PANNONHALMA, Hungary (AP) — Tens of thousands of centuries-old books are being pulled from the shelves of a medieval abbey in Hungary in an effort to save them from a beetle infestation that could wipe out centuries of history.
The 1,000-year-old Pannonhalma Archabbey is a sprawling Benedictine monastery that is one of Hungary’s oldest centers of learning and a UNESCO World Heritage site.
Restoration workers are removing about 100,000 handbound books from their shelves and carefully placing them in crates, the start of a disinfection process that aims to kill the tiny beetles burrowed into them.
This reminds me of a friend of mine in New York City who had a bedbug infestation that got into a rare book collection. He ended up sealing up and bagging the books up for two years in order to suffocate them all to death.
The procedure here, it seems, is to store them in an inert environment, namely nitrogen, so a very similar process.
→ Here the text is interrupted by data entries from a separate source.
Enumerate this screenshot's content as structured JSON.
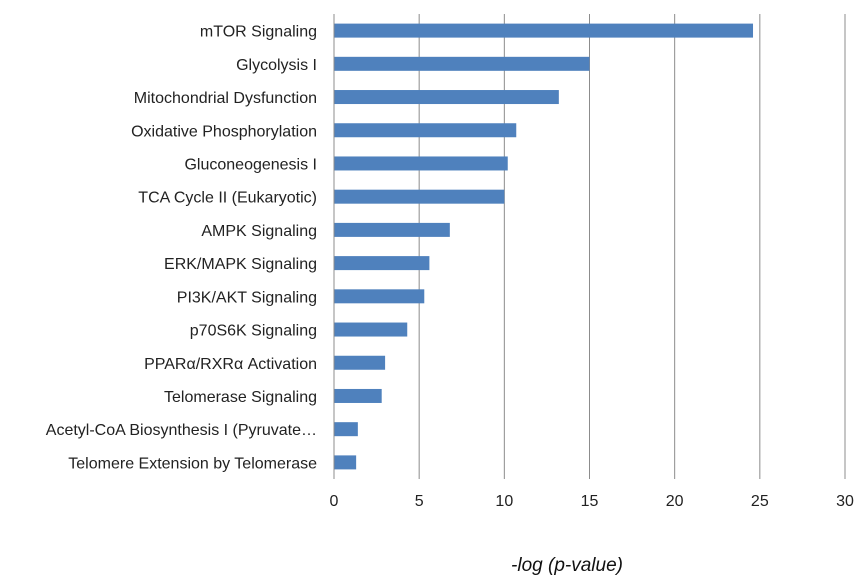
{
  "chart_data": {
    "type": "bar",
    "orientation": "horizontal",
    "categories": [
      "mTOR Signaling",
      "Glycolysis I",
      "Mitochondrial Dysfunction",
      "Oxidative Phosphorylation",
      "Gluconeogenesis I",
      "TCA Cycle II (Eukaryotic)",
      "AMPK Signaling",
      "ERK/MAPK Signaling",
      "PI3K/AKT Signaling",
      "p70S6K Signaling",
      "PPARα/RXRα Activation",
      "Telomerase Signaling",
      "Acetyl-CoA Biosynthesis I (Pyruvate…",
      "Telomere Extension by Telomerase"
    ],
    "values": [
      24.6,
      15.0,
      13.2,
      10.7,
      10.2,
      10.0,
      6.8,
      5.6,
      5.3,
      4.3,
      3.0,
      2.8,
      1.4,
      1.3
    ],
    "xlabel": "-log (p-value)",
    "xlim": [
      0,
      30
    ],
    "xticks": [
      0,
      5,
      10,
      15,
      20,
      25,
      30
    ],
    "grid": true,
    "bar_color": "#4f81bd"
  }
}
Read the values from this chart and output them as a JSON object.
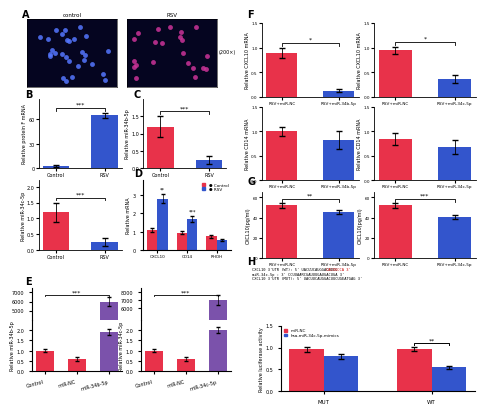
{
  "panel_B": {
    "categories": [
      "Control",
      "RSV"
    ],
    "values": [
      3,
      65
    ],
    "errors": [
      1,
      3
    ],
    "colors": [
      "#3355CC",
      "#3355CC"
    ],
    "ylabel": "Relative protein F mRNA",
    "sig": "***",
    "yticks": [
      0,
      30,
      60
    ],
    "ylim": [
      0,
      85
    ]
  },
  "panel_C_top": {
    "categories": [
      "Control",
      "RSV"
    ],
    "values": [
      1.2,
      0.25
    ],
    "errors": [
      0.3,
      0.12
    ],
    "colors": [
      "#E8324A",
      "#3355CC"
    ],
    "ylabel": "Relative miR-34b-5p",
    "sig": "***",
    "yticks": [
      0.0,
      0.5,
      1.0,
      1.5
    ],
    "ylim": [
      0,
      2.0
    ]
  },
  "panel_C_bottom": {
    "categories": [
      "Control",
      "RSV"
    ],
    "values": [
      1.2,
      0.25
    ],
    "errors": [
      0.3,
      0.12
    ],
    "colors": [
      "#E8324A",
      "#3355CC"
    ],
    "ylabel": "Relative miR-34c-5p",
    "sig": "***",
    "yticks": [
      0.0,
      0.5,
      1.0,
      1.5,
      2.0
    ],
    "ylim": [
      0,
      2.2
    ]
  },
  "panel_D": {
    "categories": [
      "CXCL10",
      "CD14",
      "RHOH"
    ],
    "values_control": [
      1.1,
      0.95,
      0.75
    ],
    "values_RSV": [
      2.8,
      1.7,
      0.55
    ],
    "errors_control": [
      0.12,
      0.1,
      0.08
    ],
    "errors_RSV": [
      0.25,
      0.18,
      0.08
    ],
    "ylabel": "Relative mRNA",
    "sigs": [
      "**",
      "***",
      null
    ],
    "ylim": [
      0,
      3.8
    ],
    "yticks": [
      0,
      1,
      2,
      3
    ]
  },
  "panel_E_left": {
    "categories": [
      "Control",
      "miR-NC",
      "miR-34b-5p"
    ],
    "values_low": [
      1.0,
      0.6,
      1.9
    ],
    "values_high": [
      0,
      0,
      6000
    ],
    "errors_low": [
      0.08,
      0.08,
      0.15
    ],
    "errors_high": [
      0,
      0,
      500
    ],
    "ylabel_low": "Relative miR-34b-5p",
    "sig": "***",
    "ylim_low": [
      0,
      2.5
    ],
    "ylim_high": [
      4000,
      7500
    ],
    "yticks_low": [
      0.0,
      0.5,
      1.0,
      1.5,
      2.0
    ],
    "yticks_high": [
      5000,
      6000,
      7000
    ],
    "colors": [
      "#E8324A",
      "#E8324A",
      "#7B52AB"
    ]
  },
  "panel_E_right": {
    "categories": [
      "Control",
      "miR-NC",
      "miR-34c-5p"
    ],
    "values_low": [
      1.0,
      0.6,
      2.0
    ],
    "values_high": [
      0,
      0,
      7000
    ],
    "errors_low": [
      0.08,
      0.08,
      0.15
    ],
    "errors_high": [
      0,
      0,
      600
    ],
    "ylabel_low": "Relative miR-34c-5p",
    "sig": "***",
    "ylim_low": [
      0,
      2.5
    ],
    "ylim_high": [
      4500,
      8500
    ],
    "yticks_low": [
      0.0,
      0.5,
      1.0,
      1.5,
      2.0
    ],
    "yticks_high": [
      6000,
      7000,
      8000
    ],
    "colors": [
      "#E8324A",
      "#E8324A",
      "#7B52AB"
    ]
  },
  "panel_F_CXCL10_34b": {
    "categories": [
      "RSV+miR-NC",
      "RSV+miR-34b-5p"
    ],
    "values": [
      0.9,
      0.12
    ],
    "errors": [
      0.1,
      0.03
    ],
    "colors": [
      "#E8324A",
      "#3355CC"
    ],
    "ylabel": "Relative CXCL10 mRNA",
    "sig": "*",
    "yticks": [
      0.0,
      0.5,
      1.0,
      1.5
    ],
    "ylim": [
      0,
      1.5
    ]
  },
  "panel_F_CXCL10_34c": {
    "categories": [
      "RSV+miR-NC",
      "RSV+miR-34c-5p"
    ],
    "values": [
      0.95,
      0.37
    ],
    "errors": [
      0.07,
      0.08
    ],
    "colors": [
      "#E8324A",
      "#3355CC"
    ],
    "ylabel": "Relative CXCL10 mRNA",
    "sig": "*",
    "yticks": [
      0.0,
      0.5,
      1.0,
      1.5
    ],
    "ylim": [
      0,
      1.5
    ]
  },
  "panel_F_CD14_34b": {
    "categories": [
      "RSV+miR-NC",
      "RSV+miR-34b-5p"
    ],
    "values": [
      1.0,
      0.82
    ],
    "errors": [
      0.09,
      0.18
    ],
    "colors": [
      "#E8324A",
      "#3355CC"
    ],
    "ylabel": "Relative CD14 mRNA",
    "sig": null,
    "yticks": [
      0.0,
      0.5,
      1.0,
      1.5
    ],
    "ylim": [
      0,
      1.5
    ]
  },
  "panel_F_CD14_34c": {
    "categories": [
      "RSV+miR-NC",
      "RSV+miR-34c-5p"
    ],
    "values": [
      0.85,
      0.68
    ],
    "errors": [
      0.12,
      0.15
    ],
    "colors": [
      "#E8324A",
      "#3355CC"
    ],
    "ylabel": "Relative CD14 mRNA",
    "sig": null,
    "yticks": [
      0.0,
      0.5,
      1.0,
      1.5
    ],
    "ylim": [
      0,
      1.5
    ]
  },
  "panel_G_left": {
    "categories": [
      "RSV+miR-NC",
      "RSV+miR-34b-5p"
    ],
    "values": [
      52,
      46
    ],
    "errors": [
      2,
      2
    ],
    "colors": [
      "#E8324A",
      "#3355CC"
    ],
    "ylabel": "CXCL10(pg/ml)",
    "sig": "**",
    "yticks": [
      0,
      20,
      40,
      60
    ],
    "ylim": [
      0,
      65
    ]
  },
  "panel_G_right": {
    "categories": [
      "RSV+miR-NC",
      "RSV+miR-34c-5p"
    ],
    "values": [
      52,
      41
    ],
    "errors": [
      2,
      2
    ],
    "colors": [
      "#E8324A",
      "#3355CC"
    ],
    "ylabel": "CXCL10(pg/ml)",
    "sig": "***",
    "yticks": [
      0,
      20,
      40,
      60
    ],
    "ylim": [
      0,
      65
    ]
  },
  "panel_H": {
    "categories": [
      "MUT",
      "WT"
    ],
    "values_red": [
      0.96,
      0.97
    ],
    "values_blue": [
      0.8,
      0.55
    ],
    "errors_red": [
      0.06,
      0.05
    ],
    "errors_blue": [
      0.05,
      0.04
    ],
    "ylabel": "Relative luciferase activity",
    "sig": "**",
    "yticks": [
      0.0,
      0.5,
      1.0,
      1.5
    ],
    "ylim": [
      0,
      1.5
    ],
    "legend": [
      "miR-NC",
      "hsa-miR-34c-5p-mimics"
    ]
  },
  "bg_color": "#ffffff"
}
I was just thinking, why wouldn’t they bag them up or seal them in some way? A wooden crate still seems ineffective but also I’m not a book keeper.
Crates are just the first step:
To kill the beetles, the crates of books are being placed into tall, hermetically sealed plastic sacks from which all oxygen is removed. After six weeks in the pure nitrogen environment, the abbey hopes all the beetles will be destroyed.